CBC Sudbury's Technology Matters columnist has board game ideas for those family and friends gatherings over the holidays.

Search Kickstarter and Indiegogo for board game ideas

Aaron Langille teaches computer science and video game design at Laurentian University in Sudbury. The first board game he played was checkers with his mother . . . until she stopped letting him win. (Markus Schwabe/CBC)

Remember board games? Checkers? Snakes and Ladders?

So does Aaron Langille. He teaches computer science and video game design at Laurentian University in Sudbury.  

But every once in a while, when he feels like stepping away from the video games, he brings out a board game. And with families and friends getting together over the holidays, this might be the opportune time to crack open a board game or two yourself.

Langille suggests tailoring the game to who's going to be playing. For example, he has a couple of suggestions of board games for the kids.

"Sushi Go! is definitely one of the ones we like to play," said Langille. "It's a fairly simple rummy-style game that only takes about 20 minutes to play all three rounds."

"Best Treehouse Ever is another one of my favourites," said Langille.  "Your job is to build a treehouse with all sorts of rooms that can range from arcades to aquariums to bowling alleys. It's a fantastic little game."

"Settlers of Catan Junior, which is sort of a simplified version of Settlers of Catan, is very, very popular, especially if you're a Catan player," said Langille.

"There's a series of games called The Adventurers, which uses little plastic models," he added. "The Adventurers: Temple of Chak and The Adventurers: Pyramid of Horus are both very accessible to ages eight and up."

Aaron Langille recommends browsing the shelves at your local board game store, looking on Kickstarter or Indiegogo or searching online. (Travis Golby/CBC)

If you're a fan of Risk or Monopoly, Langille recommends Azul, a tile-based game. Codenames is also extremely popular. 

"If you're brand new to Codenames, I would recommend starting with either the original words or pictures," said Langille. "This is best as a four-player game. Teams of two take turns guessing why things are connected."

Langille describes it as a simple-to-learn but very deep game.

For those who are into card games, Langille recommends Ascension."It's like a simplified version of Magic the Gathering for people that like to collect cards," said Langille.
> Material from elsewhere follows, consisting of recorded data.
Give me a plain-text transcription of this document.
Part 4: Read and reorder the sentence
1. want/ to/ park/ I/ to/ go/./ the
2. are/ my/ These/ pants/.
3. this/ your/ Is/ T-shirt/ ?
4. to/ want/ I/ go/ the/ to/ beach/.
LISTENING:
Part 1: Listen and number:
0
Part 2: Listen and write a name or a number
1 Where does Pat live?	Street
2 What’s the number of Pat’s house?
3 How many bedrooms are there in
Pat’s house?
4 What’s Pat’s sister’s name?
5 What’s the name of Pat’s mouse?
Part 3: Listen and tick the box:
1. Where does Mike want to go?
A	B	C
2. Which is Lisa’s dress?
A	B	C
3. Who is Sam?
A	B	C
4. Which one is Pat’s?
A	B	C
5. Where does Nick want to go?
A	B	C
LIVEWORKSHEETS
Clank! is another board game Langille recommends."It's the same version of that kind of card collecting where you roam around and have to not make noise."
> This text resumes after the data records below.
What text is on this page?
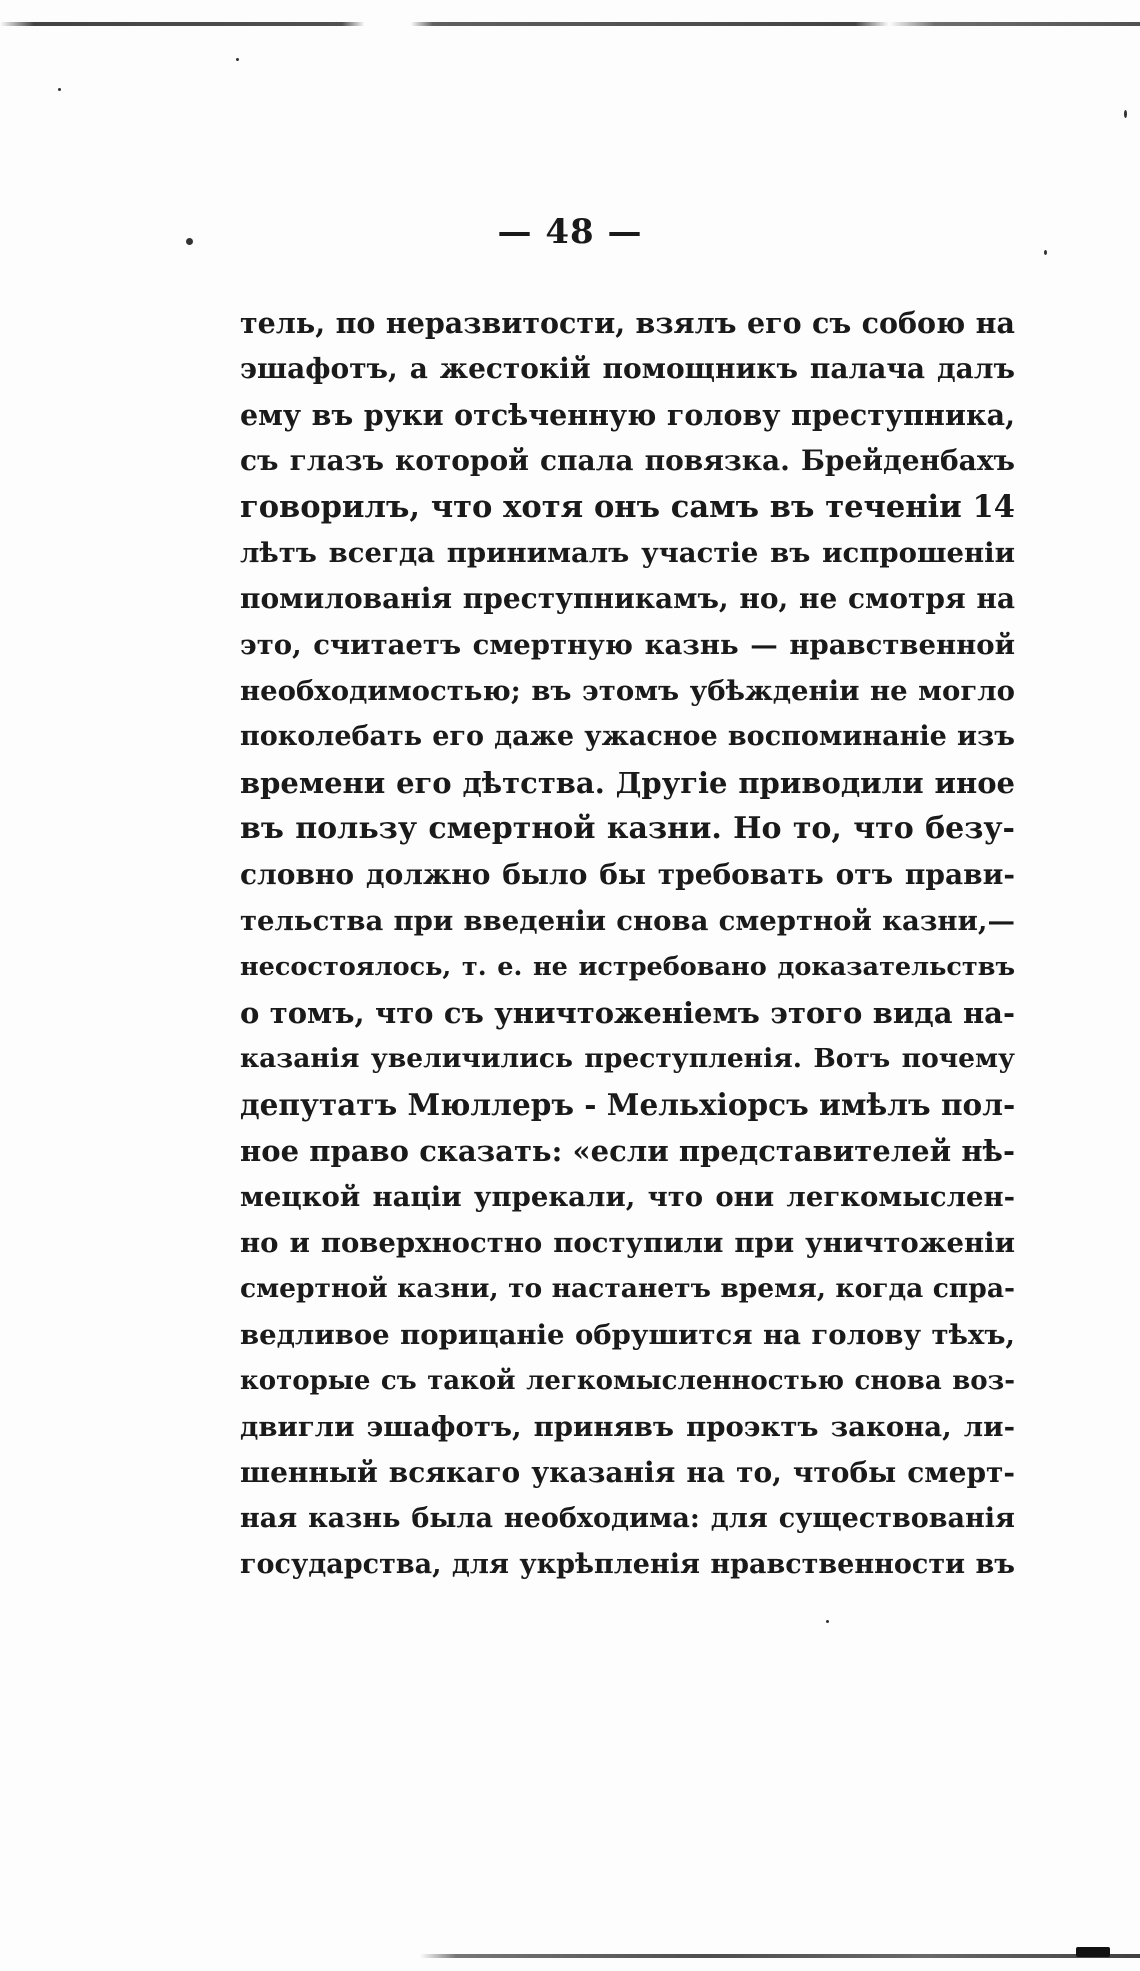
— 48 —
тель, по неразвитости, взялъ его съ собою на
эшафотъ, а жестокій помощникъ палача далъ
ему въ руки отсѣченную голову преступника,
съ глазъ которой спала повязка. Брейденбахъ
говорилъ, что хотя онъ самъ въ теченіи 14
лѣтъ всегда принималъ участіе въ испрошеніи
помилованія преступникамъ, но, не смотря на
это, считаетъ смертную казнь — нравственной
необходимостью; въ этомъ убѣжденіи не могло
поколебать его даже ужасное воспоминаніе изъ
времени его дѣтства. Другіе приводили иное
въ пользу смертной казни. Но то, что безу-
словно должно было бы требовать отъ прави-
тельства при введеніи снова смертной казни,—
несостоялось, т. е. не истребовано доказательствъ
о томъ, что съ уничтоженіемъ этого вида на-
казанія увеличились преступленія. Вотъ почему
депутатъ Мюллеръ - Мельхіорсъ имѣлъ пол-
ное право сказать: «если представителей нѣ-
мецкой націи упрекали, что они легкомыслен-
но и поверхностно поступили при уничтоженіи
смертной казни, то настанетъ время, когда спра-
ведливое порицаніе обрушится на голову тѣхъ,
которые съ такой легкомысленностью снова воз-
двигли эшафотъ, принявъ проэктъ закона, ли-
шенный всякаго указанія на то, чтобы смерт-
ная казнь была необходима: для существованія
государства, для укрѣпленія нравственности въ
"Safranito is hugely popular in our house," said Langille. "It's a game of making recipes where you have to collect the ingredients. It has a dexterity component where you have to flick one of the pieces onto the board and get it to land," he explained.

Langille gives one of his highest recommendations to Small World. "If you have four or five people Small World is an extremely deep game that takes about 45 minutes to play . . . but has very high replay."

Langille says board games have always been a big deal for him.

"I remember playing Game of Life almost every single day this one particular summer with some friends of mine . . . and I played cribbage every single day at lunch through high school," said Langille. 

Langille recommends going to your local board game store and just browsing the shelves, looking on Kickstarter or Indiegogo, or searching online. 

"There are all kinds of websites that are devoted to cataloging these kinds of games so there are lots of resources out there," he said.